The report was by the Institute for Municipal and Regional Policy at Central Connecticut State University for the Connecticut Racial Profiling Prohibition Project. It looked at data from about 560,000 traffic stops from October 2015 to September 2016 that all police departments in the state were required to submit.
The report released Thursday is the third the project has completed in recent years.
Berlin police, along with Meriden, Monroe, Newtown, Norwich, Ridgefield and State Police Troop B, were all highlighted for “significant disparities” in the rate at which black and Hispanic motorists are stopped compared with white drivers. In Berlin’s case, the disparities became evident when traffic stops took place in daylight - when a person’s skin color or ethnicity can be seen - vs. nighttime when it is more difficult to determine someone’s race, said the report’s authors. Under the “Veil of Darkness” methodology, officers should be stopping motorists at equal rates whether the sun is out or not, according to the report’s authors.
Berlin Police Chief John Klett deferred comment, pointing out that his department has not had time to adequately review the data in the report prior to its release.
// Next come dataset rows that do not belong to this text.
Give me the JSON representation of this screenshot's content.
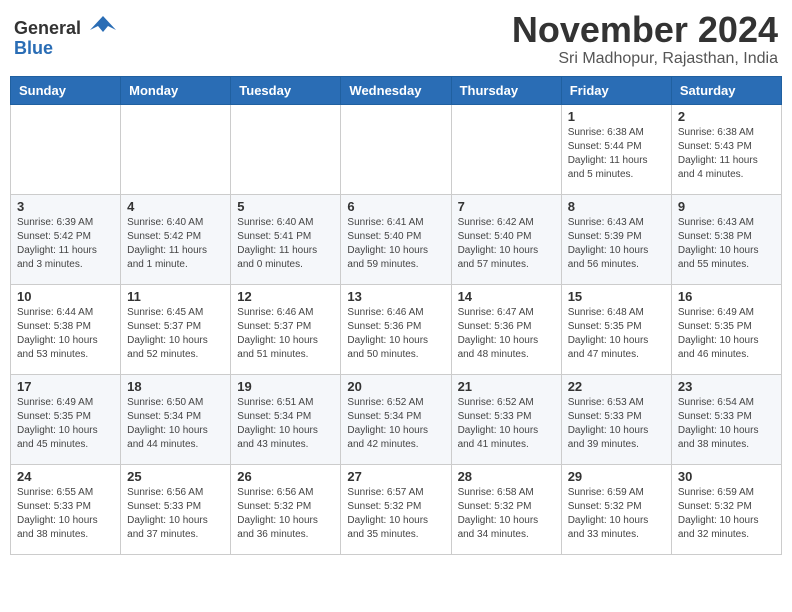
{
  "header": {
    "logo": {
      "general": "General",
      "blue": "Blue"
    },
    "title": "November 2024",
    "subtitle": "Sri Madhopur, Rajasthan, India"
  },
  "weekdays": [
    "Sunday",
    "Monday",
    "Tuesday",
    "Wednesday",
    "Thursday",
    "Friday",
    "Saturday"
  ],
  "weeks": [
    [
      {
        "day": "",
        "info": ""
      },
      {
        "day": "",
        "info": ""
      },
      {
        "day": "",
        "info": ""
      },
      {
        "day": "",
        "info": ""
      },
      {
        "day": "",
        "info": ""
      },
      {
        "day": "1",
        "info": "Sunrise: 6:38 AM\nSunset: 5:44 PM\nDaylight: 11 hours and 5 minutes."
      },
      {
        "day": "2",
        "info": "Sunrise: 6:38 AM\nSunset: 5:43 PM\nDaylight: 11 hours and 4 minutes."
      }
    ],
    [
      {
        "day": "3",
        "info": "Sunrise: 6:39 AM\nSunset: 5:42 PM\nDaylight: 11 hours and 3 minutes."
      },
      {
        "day": "4",
        "info": "Sunrise: 6:40 AM\nSunset: 5:42 PM\nDaylight: 11 hours and 1 minute."
      },
      {
        "day": "5",
        "info": "Sunrise: 6:40 AM\nSunset: 5:41 PM\nDaylight: 11 hours and 0 minutes."
      },
      {
        "day": "6",
        "info": "Sunrise: 6:41 AM\nSunset: 5:40 PM\nDaylight: 10 hours and 59 minutes."
      },
      {
        "day": "7",
        "info": "Sunrise: 6:42 AM\nSunset: 5:40 PM\nDaylight: 10 hours and 57 minutes."
      },
      {
        "day": "8",
        "info": "Sunrise: 6:43 AM\nSunset: 5:39 PM\nDaylight: 10 hours and 56 minutes."
      },
      {
        "day": "9",
        "info": "Sunrise: 6:43 AM\nSunset: 5:38 PM\nDaylight: 10 hours and 55 minutes."
      }
    ],
    [
      {
        "day": "10",
        "info": "Sunrise: 6:44 AM\nSunset: 5:38 PM\nDaylight: 10 hours and 53 minutes."
      },
      {
        "day": "11",
        "info": "Sunrise: 6:45 AM\nSunset: 5:37 PM\nDaylight: 10 hours and 52 minutes."
      },
      {
        "day": "12",
        "info": "Sunrise: 6:46 AM\nSunset: 5:37 PM\nDaylight: 10 hours and 51 minutes."
      },
      {
        "day": "13",
        "info": "Sunrise: 6:46 AM\nSunset: 5:36 PM\nDaylight: 10 hours and 50 minutes."
      },
      {
        "day": "14",
        "info": "Sunrise: 6:47 AM\nSunset: 5:36 PM\nDaylight: 10 hours and 48 minutes."
      },
      {
        "day": "15",
        "info": "Sunrise: 6:48 AM\nSunset: 5:35 PM\nDaylight: 10 hours and 47 minutes."
      },
      {
        "day": "16",
        "info": "Sunrise: 6:49 AM\nSunset: 5:35 PM\nDaylight: 10 hours and 46 minutes."
      }
    ],
    [
      {
        "day": "17",
        "info": "Sunrise: 6:49 AM\nSunset: 5:35 PM\nDaylight: 10 hours and 45 minutes."
      },
      {
        "day": "18",
        "info": "Sunrise: 6:50 AM\nSunset: 5:34 PM\nDaylight: 10 hours and 44 minutes."
      },
      {
        "day": "19",
        "info": "Sunrise: 6:51 AM\nSunset: 5:34 PM\nDaylight: 10 hours and 43 minutes."
      },
      {
        "day": "20",
        "info": "Sunrise: 6:52 AM\nSunset: 5:34 PM\nDaylight: 10 hours and 42 minutes."
      },
      {
        "day": "21",
        "info": "Sunrise: 6:52 AM\nSunset: 5:33 PM\nDaylight: 10 hours and 41 minutes."
      },
      {
        "day": "22",
        "info": "Sunrise: 6:53 AM\nSunset: 5:33 PM\nDaylight: 10 hours and 39 minutes."
      },
      {
        "day": "23",
        "info": "Sunrise: 6:54 AM\nSunset: 5:33 PM\nDaylight: 10 hours and 38 minutes."
      }
    ],
    [
      {
        "day": "24",
        "info": "Sunrise: 6:55 AM\nSunset: 5:33 PM\nDaylight: 10 hours and 38 minutes."
      },
      {
        "day": "25",
        "info": "Sunrise: 6:56 AM\nSunset: 5:33 PM\nDaylight: 10 hours and 37 minutes."
      },
      {
        "day": "26",
        "info": "Sunrise: 6:56 AM\nSunset: 5:32 PM\nDaylight: 10 hours and 36 minutes."
      },
      {
        "day": "27",
        "info": "Sunrise: 6:57 AM\nSunset: 5:32 PM\nDaylight: 10 hours and 35 minutes."
      },
      {
        "day": "28",
        "info": "Sunrise: 6:58 AM\nSunset: 5:32 PM\nDaylight: 10 hours and 34 minutes."
      },
      {
        "day": "29",
        "info": "Sunrise: 6:59 AM\nSunset: 5:32 PM\nDaylight: 10 hours and 33 minutes."
      },
      {
        "day": "30",
        "info": "Sunrise: 6:59 AM\nSunset: 5:32 PM\nDaylight: 10 hours and 32 minutes."
      }
    ]
  ]
}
Klett also noted that during the previous two racial profiling reports Berlin had not been flagged for scrutiny. In this report, Berlin was only flagged in the area of the “Veil of Darkness,” Klett said.
The seven agencies will be analyzed further to determine if the number of minority stops is due to profiling or other reasons, said Kenneth Barone, project manager for IMRP, which worked with the project to produce the report. Factors such as Berlin’s proximity to Meriden and New Britain, both of which have higher minority populations, will be looked at, as will the commuter traffic that heads into and through town.
The methodology used in analyzing the data does not assume that police officers can always see a driver’s ethnicity or race during daylight hours when considering a traffic stop, Barone said. “But it does assume that the likelihood of an officer being able to see someone’s race is diminished greatly in darkness,” he said.
None of the six town departments or Troop B were identified in previous reports as having high rates of stopping minority drivers. Five other departments were also identified as having high rates: Wethersfield, East Hartford, Stratford, Meriden and Trumbull.
Statewide, about 15 percent of the drivers stopped were black and about 13 percent were Hispanic. Black people of driving age comprise about 9 percent of the state’s population, while Hispanics of driving age make up about 12 percent of the population, the report said.
The percentage of traffic stops involving minorities has increased annually since the first report was issued three years ago. In 2013-14, about 14 percent of drivers stopped were black and about 12 percent were Hispanic.
Information from the Associated Press was included in this story.